The brain on the wall pulsed, and Marnie looked over at it. “What’s happening to that brain?”

“Electroconvulsive therapy,” Dr. Plantec said.

“Like in One Flew Over the Cuckoo’s Nest?” Marnie’s eyes never left the convulsing brain.

“Kind of,” Joe said.

“It’s come a long way since that unfortunate depiction.” Dr. Plantec pursed her lips. “And it wasn’t even accurate at the time.”

Marnie glanced between them. “Just say no.”

She stepped back and closed the door.

“She makes a compelling point,” Joe said. “Succinct, too.”

“Shall we review the data?” Dr. Plantec set her tablet on his desk, and they spent the next few minutes discussing her latest results.

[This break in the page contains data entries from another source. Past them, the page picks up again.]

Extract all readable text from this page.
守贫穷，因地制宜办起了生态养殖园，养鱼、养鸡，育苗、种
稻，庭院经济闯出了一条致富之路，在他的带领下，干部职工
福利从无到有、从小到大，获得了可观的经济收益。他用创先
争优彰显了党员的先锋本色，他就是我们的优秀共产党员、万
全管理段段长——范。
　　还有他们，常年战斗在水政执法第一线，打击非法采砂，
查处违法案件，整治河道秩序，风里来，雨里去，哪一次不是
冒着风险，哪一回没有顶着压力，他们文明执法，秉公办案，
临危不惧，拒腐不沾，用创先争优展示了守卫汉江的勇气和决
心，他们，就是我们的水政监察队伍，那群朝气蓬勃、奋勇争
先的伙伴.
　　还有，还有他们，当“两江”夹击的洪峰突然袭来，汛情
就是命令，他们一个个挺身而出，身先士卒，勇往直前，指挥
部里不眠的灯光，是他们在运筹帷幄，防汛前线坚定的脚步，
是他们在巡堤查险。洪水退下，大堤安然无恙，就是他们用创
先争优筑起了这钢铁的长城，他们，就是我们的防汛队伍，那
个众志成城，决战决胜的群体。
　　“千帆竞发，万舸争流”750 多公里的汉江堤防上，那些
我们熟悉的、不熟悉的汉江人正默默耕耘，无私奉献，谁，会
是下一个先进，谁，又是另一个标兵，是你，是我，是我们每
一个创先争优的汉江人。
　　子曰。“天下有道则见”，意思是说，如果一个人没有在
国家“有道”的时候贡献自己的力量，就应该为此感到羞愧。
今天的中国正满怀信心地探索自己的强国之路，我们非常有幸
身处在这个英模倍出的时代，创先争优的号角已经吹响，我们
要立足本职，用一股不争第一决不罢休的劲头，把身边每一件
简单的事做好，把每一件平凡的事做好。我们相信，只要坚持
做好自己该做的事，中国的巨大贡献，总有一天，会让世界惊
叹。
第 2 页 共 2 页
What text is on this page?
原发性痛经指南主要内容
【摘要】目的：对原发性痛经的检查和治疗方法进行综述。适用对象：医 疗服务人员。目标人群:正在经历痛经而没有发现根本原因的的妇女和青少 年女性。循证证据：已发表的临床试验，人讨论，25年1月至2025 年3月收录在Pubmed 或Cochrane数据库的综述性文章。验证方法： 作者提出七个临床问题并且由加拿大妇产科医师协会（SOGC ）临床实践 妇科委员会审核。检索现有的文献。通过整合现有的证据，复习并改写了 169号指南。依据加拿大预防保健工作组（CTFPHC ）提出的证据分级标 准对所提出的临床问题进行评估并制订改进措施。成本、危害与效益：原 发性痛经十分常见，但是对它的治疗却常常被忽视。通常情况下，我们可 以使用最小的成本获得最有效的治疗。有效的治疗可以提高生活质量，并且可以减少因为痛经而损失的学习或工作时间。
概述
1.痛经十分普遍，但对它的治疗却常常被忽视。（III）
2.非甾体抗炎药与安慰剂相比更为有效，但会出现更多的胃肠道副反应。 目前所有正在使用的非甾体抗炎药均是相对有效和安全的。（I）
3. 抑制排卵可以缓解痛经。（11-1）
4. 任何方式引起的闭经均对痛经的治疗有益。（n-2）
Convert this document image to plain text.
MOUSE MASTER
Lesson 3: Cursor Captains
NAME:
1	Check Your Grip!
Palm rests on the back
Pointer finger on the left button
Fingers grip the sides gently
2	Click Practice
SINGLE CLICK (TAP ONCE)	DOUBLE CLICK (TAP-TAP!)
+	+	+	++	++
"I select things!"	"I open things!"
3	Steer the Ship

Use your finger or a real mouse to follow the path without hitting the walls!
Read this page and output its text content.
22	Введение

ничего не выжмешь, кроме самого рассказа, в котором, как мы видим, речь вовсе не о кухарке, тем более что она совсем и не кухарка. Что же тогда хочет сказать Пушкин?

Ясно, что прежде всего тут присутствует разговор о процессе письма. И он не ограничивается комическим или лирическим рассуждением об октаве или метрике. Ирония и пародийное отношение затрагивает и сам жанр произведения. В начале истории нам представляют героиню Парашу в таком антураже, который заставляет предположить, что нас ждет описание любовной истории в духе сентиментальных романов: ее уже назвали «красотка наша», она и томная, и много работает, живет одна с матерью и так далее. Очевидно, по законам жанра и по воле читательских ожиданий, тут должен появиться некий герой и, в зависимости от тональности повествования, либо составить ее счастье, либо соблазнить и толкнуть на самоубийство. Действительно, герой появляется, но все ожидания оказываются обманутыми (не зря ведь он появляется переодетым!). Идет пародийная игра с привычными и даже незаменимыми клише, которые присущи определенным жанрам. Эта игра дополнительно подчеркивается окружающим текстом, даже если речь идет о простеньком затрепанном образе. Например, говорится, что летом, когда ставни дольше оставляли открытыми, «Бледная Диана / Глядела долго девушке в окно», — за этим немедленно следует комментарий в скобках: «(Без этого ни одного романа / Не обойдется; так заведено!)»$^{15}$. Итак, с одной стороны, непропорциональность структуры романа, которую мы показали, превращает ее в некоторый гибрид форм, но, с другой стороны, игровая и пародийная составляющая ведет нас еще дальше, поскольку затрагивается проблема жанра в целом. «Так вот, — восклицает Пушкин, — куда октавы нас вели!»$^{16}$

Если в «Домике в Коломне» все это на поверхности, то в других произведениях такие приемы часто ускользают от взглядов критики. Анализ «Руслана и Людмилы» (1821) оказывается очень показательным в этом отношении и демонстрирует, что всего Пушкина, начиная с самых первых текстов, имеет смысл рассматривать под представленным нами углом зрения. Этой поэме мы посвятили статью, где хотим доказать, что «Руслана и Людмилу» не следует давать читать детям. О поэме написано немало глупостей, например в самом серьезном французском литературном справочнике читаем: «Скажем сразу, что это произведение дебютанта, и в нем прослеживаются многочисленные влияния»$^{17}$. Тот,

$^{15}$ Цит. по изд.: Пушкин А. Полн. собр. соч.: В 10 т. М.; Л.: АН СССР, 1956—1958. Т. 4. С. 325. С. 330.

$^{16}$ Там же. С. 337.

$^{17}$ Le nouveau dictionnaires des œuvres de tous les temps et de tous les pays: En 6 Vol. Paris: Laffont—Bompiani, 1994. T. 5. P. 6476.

She was brilliant, and he was lucky to have recruited her.

And she was usually right.

Nothing else was working fast enough — drugs made him stupid and slow and still didn’t help, talk therapy made it worse, and his Pellucid desensitization was proceeding by only millimeters at a time. His condition was caused by an untested drug, not an actual memory, and it responded differently than other people’s phobias.

Maybe ECT was the answer. But a side effect of that treatment was amnesia. Sometimes, the patient just lost memories from around the time of the treatment, but other times, longer-term memories disappeared, too. He wasn’t ready to part with those. He’d lost too much already.